From: Jan Burse on
Dear All

I am struggling with terminology. First of all I want to go
fully proof theoretical, so I don't agree when I find
on answer.com:

Beth Theorem
"It therefore connects the proof theory of
such a logic to its model theory."

Is there no connection of proof theory and model theory possible
for those logics that do not allow the "Beth Theorem".

Having said this, the proof theoretical cast I am using is as
follows. Lets say we want to define a predicate x.

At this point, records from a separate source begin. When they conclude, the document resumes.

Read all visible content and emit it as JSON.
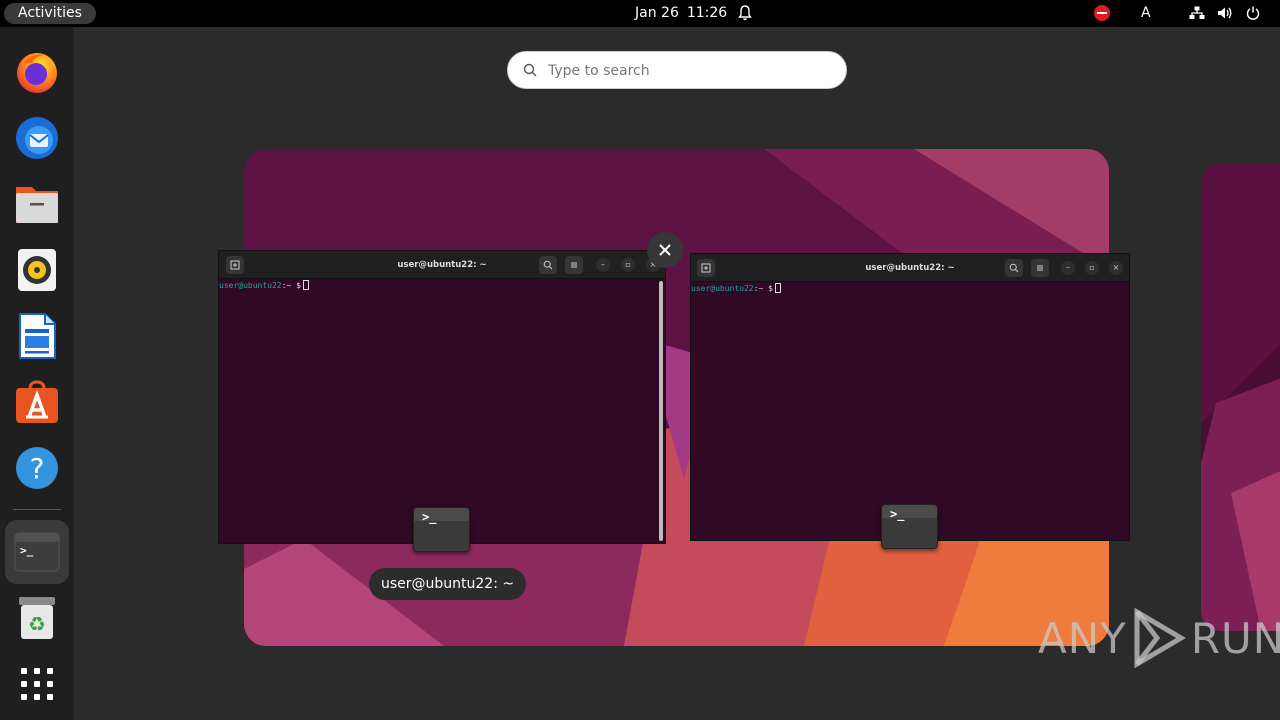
{
  "topbar": {
    "activities_label": "Activities",
    "date": "Jan 26",
    "time": "11:26",
    "keyboard_layout": "A"
  },
  "search": {
    "placeholder": "Type to search"
  },
  "dock": {
    "items": [
      {
        "name": "Firefox",
        "icon": "firefox-icon"
      },
      {
        "name": "Thunderbird",
        "icon": "thunderbird-icon"
      },
      {
        "name": "Files",
        "icon": "files-icon"
      },
      {
        "name": "Rhythmbox",
        "icon": "rhythmbox-icon"
      },
      {
        "name": "LibreOffice Writer",
        "icon": "writer-icon"
      },
      {
        "name": "Ubuntu Software",
        "icon": "software-icon"
      },
      {
        "name": "Help",
        "icon": "help-icon"
      },
      {
        "name": "Terminal",
        "icon": "terminal-icon",
        "running": true
      },
      {
        "name": "Trash",
        "icon": "trash-icon"
      },
      {
        "name": "Show Applications",
        "icon": "app-grid-icon"
      }
    ]
  },
  "windows": [
    {
      "title": "user@ubuntu22: ~",
      "prompt_user": "user@ubuntu22",
      "prompt_path": ":~",
      "prompt_symbol": "$"
    },
    {
      "title": "user@ubuntu22: ~",
      "prompt_user": "user@ubuntu22",
      "prompt_path": ":~",
      "prompt_symbol": "$"
    }
  ],
  "app_icon_text": ">_",
  "hover_caption": "user@ubuntu22: ~",
  "watermark": {
    "left": "ANY",
    "right": "RUN"
  },
  "colors": {
    "terminal_bg": "#300a24",
    "accent": "#e95420",
    "prompt_user": "#27a09a"
  }
}
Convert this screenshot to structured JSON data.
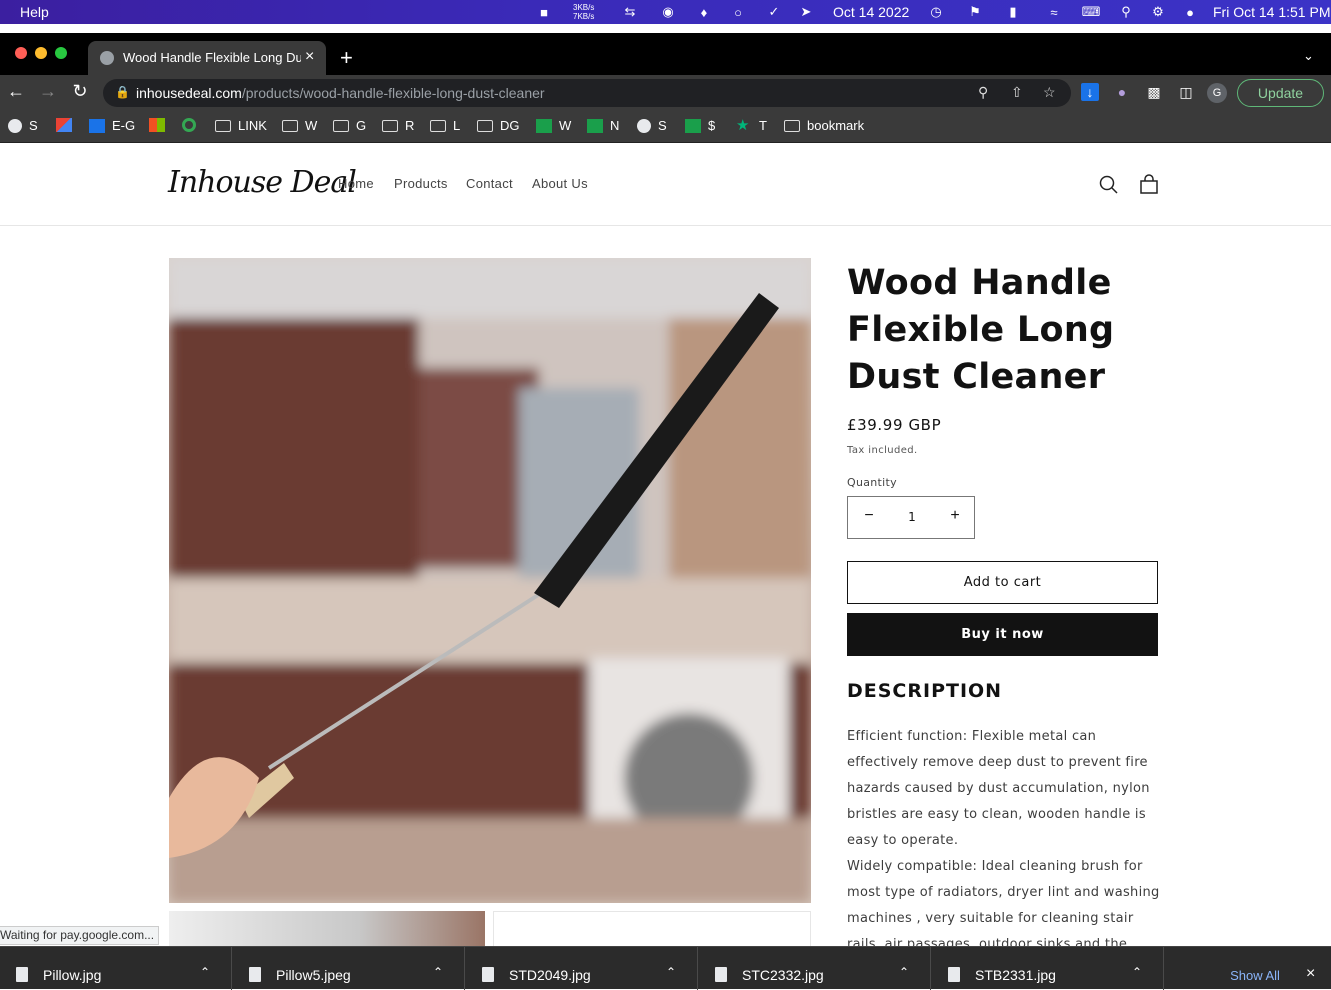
{
  "menubar": {
    "app_menu": "Help",
    "net_up": "3KB/s",
    "net_down": "7KB/s",
    "date_short": "Oct 14 2022",
    "datetime": "Fri Oct 14  1:51 PM"
  },
  "browser": {
    "tab_title": "Wood Handle Flexible Long Dust Cleaner",
    "url_domain": "inhousedeal.com",
    "url_path": "/products/wood-handle-flexible-long-dust-cleaner",
    "update_label": "Update",
    "profile_initial": "G",
    "bookmarks": [
      {
        "label": "S",
        "icon": "globe-icon"
      },
      {
        "label": "",
        "icon": "gmail-icon"
      },
      {
        "label": "E-G",
        "icon": "outlook-icon"
      },
      {
        "label": "",
        "icon": "microsoft-icon"
      },
      {
        "label": "",
        "icon": "grammarly-icon"
      },
      {
        "label": "LINK",
        "icon": "folder-icon"
      },
      {
        "label": "W",
        "icon": "folder-icon"
      },
      {
        "label": "G",
        "icon": "folder-icon"
      },
      {
        "label": "R",
        "icon": "folder-icon"
      },
      {
        "label": "L",
        "icon": "folder-icon"
      },
      {
        "label": "DG",
        "icon": "folder-icon"
      },
      {
        "label": "W",
        "icon": "sheets-icon"
      },
      {
        "label": "N",
        "icon": "sheets-icon"
      },
      {
        "label": "S",
        "icon": "globe-icon"
      },
      {
        "label": "$",
        "icon": "sheets-icon"
      },
      {
        "label": "T",
        "icon": "star-icon"
      },
      {
        "label": "bookmark",
        "icon": "folder-icon"
      }
    ]
  },
  "site": {
    "logo": "Inhouse Deal",
    "nav": [
      "Home",
      "Products",
      "Contact",
      "About Us"
    ]
  },
  "product": {
    "title": "Wood Handle Flexible Long Dust Cleaner",
    "price": "£39.99 GBP",
    "tax_note": "Tax included.",
    "quantity_label": "Quantity",
    "quantity_value": "1",
    "add_to_cart": "Add to cart",
    "buy_now": "Buy it now",
    "description_heading": "DESCRIPTION",
    "description_p1": "Efficient function: Flexible metal can effectively remove deep dust to prevent fire hazards caused by dust accumulation, nylon bristles are easy to clean, wooden handle is easy to operate.",
    "description_p2": "Widely compatible: Ideal cleaning brush for most type of radiators, dryer lint and washing machines , very suitable for cleaning stair rails, air passages, outdoor sinks and the bottom of"
  },
  "status": "Waiting for pay.google.com...",
  "downloads": {
    "files": [
      "Pillow.jpg",
      "Pillow5.jpeg",
      "STD2049.jpg",
      "STC2332.jpg",
      "STB2331.jpg"
    ],
    "show_all": "Show All"
  }
}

An explicit definition is just a formula (often used
as axiom) of the following form:

forall u1 ... un((x u1 ... un) <-> D)

where x does not occur free in D

and the variables of D are among the parameters z1 ... zn

An implicit definition is just a formula (often used as axiom)
of arbitrary form E such that:

The variables of E are among the predicate x
and the parameters z1 ... zn

Uniqueness: Let y be a fresh predicate variable, then
E, E[x/y] |-
forall u1 ... un((x u1 ... un) <-> (y u1 ... un))

Unrestricted Existence:
|- exists x E

In an appropriate logic explicit definitions are automatically
unique and do unrestrictedly exist. So these two properties are
necessary conditions that an implicit definition ensues an
explicit definition. Question is whether they are sufficient.

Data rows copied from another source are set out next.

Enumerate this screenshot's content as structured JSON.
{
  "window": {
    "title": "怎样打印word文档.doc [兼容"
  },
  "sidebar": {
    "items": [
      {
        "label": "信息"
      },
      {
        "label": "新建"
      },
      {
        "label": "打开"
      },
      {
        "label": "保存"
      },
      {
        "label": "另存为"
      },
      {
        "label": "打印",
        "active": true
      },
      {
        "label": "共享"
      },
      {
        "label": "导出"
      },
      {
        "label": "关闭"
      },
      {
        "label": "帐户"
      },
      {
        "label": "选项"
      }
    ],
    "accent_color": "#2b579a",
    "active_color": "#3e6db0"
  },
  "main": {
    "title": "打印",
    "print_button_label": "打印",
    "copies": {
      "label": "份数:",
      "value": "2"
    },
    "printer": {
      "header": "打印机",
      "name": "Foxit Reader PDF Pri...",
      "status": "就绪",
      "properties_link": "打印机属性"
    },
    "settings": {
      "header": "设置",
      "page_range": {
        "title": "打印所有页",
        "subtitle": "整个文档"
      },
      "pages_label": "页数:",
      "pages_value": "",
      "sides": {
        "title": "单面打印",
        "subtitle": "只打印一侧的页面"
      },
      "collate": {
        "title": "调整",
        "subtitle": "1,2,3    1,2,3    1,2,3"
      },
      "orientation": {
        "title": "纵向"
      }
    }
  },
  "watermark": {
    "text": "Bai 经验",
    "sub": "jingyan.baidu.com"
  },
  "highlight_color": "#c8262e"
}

I did not find so much mention of the unrestricted existence property
for an implicit definition in the literature. Maybe reason is that
it is not needed for the beth property. The beth property says that
from uniqueness it follows that:

Beth Property: If a definition E is unique, then
there exists an explicit definition F such that:
E |- F

So bottom line is that uniqueness is a sufficient condition for
the direction E |- F. What about the other direction F |- E. From
what I have read the Beth theorem is the larger statement that
E |- F and F |- E holds.

Anybody pointers to expositions of the other direction F |- E?
It seems to me that the unrestricted existence condition *together*
with the uniqueness is sufficient for the other direction. But I
have not so much found about it.

Best Regards
From: Jan Burse on
Jan Burse schrieb:

> Is there no connection of proof theory and model theory possible
> for those logics that do not allow the "Beth Theorem".
Oops, question mark missing.
I actually doubt that the Beth Theorem gives the link.